Prior to this commit, when specifying a package version that cannot
be resolved, but other versions are available, the error message
did not state which what package failed, allowing for confusion.
For example, you might see:
```
bower ENORESTARGET No tag found that was able to satisfy 1.0.2
Additional error details:
Available versions: 1.0.1, 1.0.0
```
After this change, in the above situation the svn and git resolvers
will produce the following:
```
bower ENORESTARGET No tag found that was able to satisfy 1.0.2
Additional error details:
Available versions in somelib: 1.0.1, 1.0.0
```
Upgrading to latest version of semver to fix (#1817, #1845, #1851).
Possible breaking changes in regards to the way semvers handles pre-releases.
If a version has a prerelease tags (for example, 1.2.3-alpha.3) then it will only be allowed to satisfy comparator sets if at least one comparator with the same [major, minor, patch] tuple also has a prerelease tag.
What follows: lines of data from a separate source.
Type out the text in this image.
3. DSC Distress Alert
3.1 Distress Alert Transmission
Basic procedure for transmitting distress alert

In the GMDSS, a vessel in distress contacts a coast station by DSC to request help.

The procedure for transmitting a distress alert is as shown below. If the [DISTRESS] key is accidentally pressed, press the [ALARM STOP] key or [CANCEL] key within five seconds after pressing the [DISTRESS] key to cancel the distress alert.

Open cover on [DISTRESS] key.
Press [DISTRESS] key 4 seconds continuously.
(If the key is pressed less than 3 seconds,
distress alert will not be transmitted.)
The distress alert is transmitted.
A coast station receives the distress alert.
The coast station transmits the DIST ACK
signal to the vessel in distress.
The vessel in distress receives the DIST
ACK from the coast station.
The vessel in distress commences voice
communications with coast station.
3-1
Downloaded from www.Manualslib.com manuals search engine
For example, the range >1.2.3-alpha.0 would be allowed to match the version 1.2.3-alpha.7, but it would not be satisfied by * or 1.2.3. See [semvers](https://github.com/npm/node-semver#prerelease-tags) additional details.
Added logic to automatically detect smart Git hosts that allow shallow
cloning. This is done by sending an `ls-remote` request to the server
and then evaluating the returned HTTP header fields. For this, Curl
verbose logging is enabled for the `ls-remote` request, since Curl
verbose logging sends the returned HTTP headers to `stderr`.
If the `stderr` output contains the desired header
Content-Type: application/x-git-upload-pack-advertisement
then the server supports shallow cloning.
This approach uses Git and Curl for the heavy lifting. Instead of
implementing the request to the server using a simple HTTP client, Git
is used, since it takes care of authentication using stored credentials.
The used approach should also work for BitBucket, which only sends the
Content-Type header when a specific user agent is used. Using Git to
make the request enables this behavior.
The function to detect the smart Git host
(`GitRemoteResolver.prototype._supportsShallowCloning`) returns a
promise that is resolved when the server's request is evaluated. The
promise handling required an addition to `GitHubResolver.js` - to always
resolve the promise to `true`, since GitHub supports shallow cloning.
Added test cases to verify the new functionality.